Another point. With the OECD having just released its annual communications review, why would the Citizen look at the 2003 report – and misquote it at that?

According to 2003 figures from the Organization for Economic Co-operation and Development, Canada lagged all other member countries in mobile-phone use with about 40-per-cent adoption; most other OECD countries were at 80 per cent or above.

Besides the fact that the cited figures are 3 years out of date, the numbers refer to mobile phone penetration, not mobile phone use. Fact is, Canadians are among the world’s biggest users of their mobile phones. Can we possibly deduce that, despite all of us wanting lower mobile rates, the pricing may be affordable?

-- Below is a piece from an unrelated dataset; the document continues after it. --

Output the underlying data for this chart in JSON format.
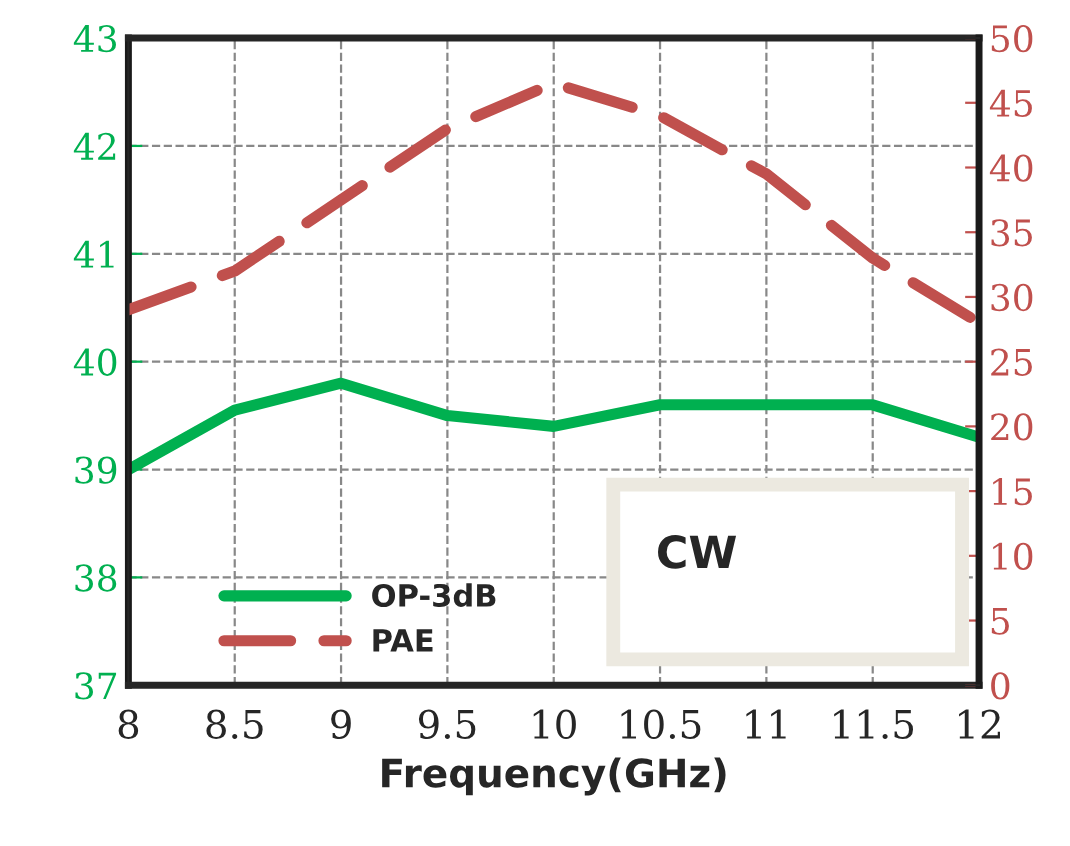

Let’s look at the paragraph that creatively calls CDMA the cellular equivalent of Betamax – I actually think that is a clever metaphor, but the Citizen wasn’t satisfied with leaving it at that. Instead, it proclaimed:

a lack of interoperability with foreign providers makes life difficult for Canadians wanting to take their mobiles abroad, and for foreigners visiting Canada on business.

I don’t believe it. Bell and TELUS both offer a number of devices, including the latest Blackberry, that provide global roaming capabilities. Help me understand how foreign business people have been disadvantaged visiting Canada, just because we only have one GSM company? Is there any research to back this up, or is this another anecdotal tale being repeated to create an image of truth.

Canadians need to have an intelligent debate of the issues in respect of the upcoming spectrum auction. There are good arguments on both sides of the issue. Better decisions are a logical outcome when there is a vibrant discussion of important issues. But can we agree to at least consider the facts?

We deserve more accurate information from our newspapers in presenting support for their arguments.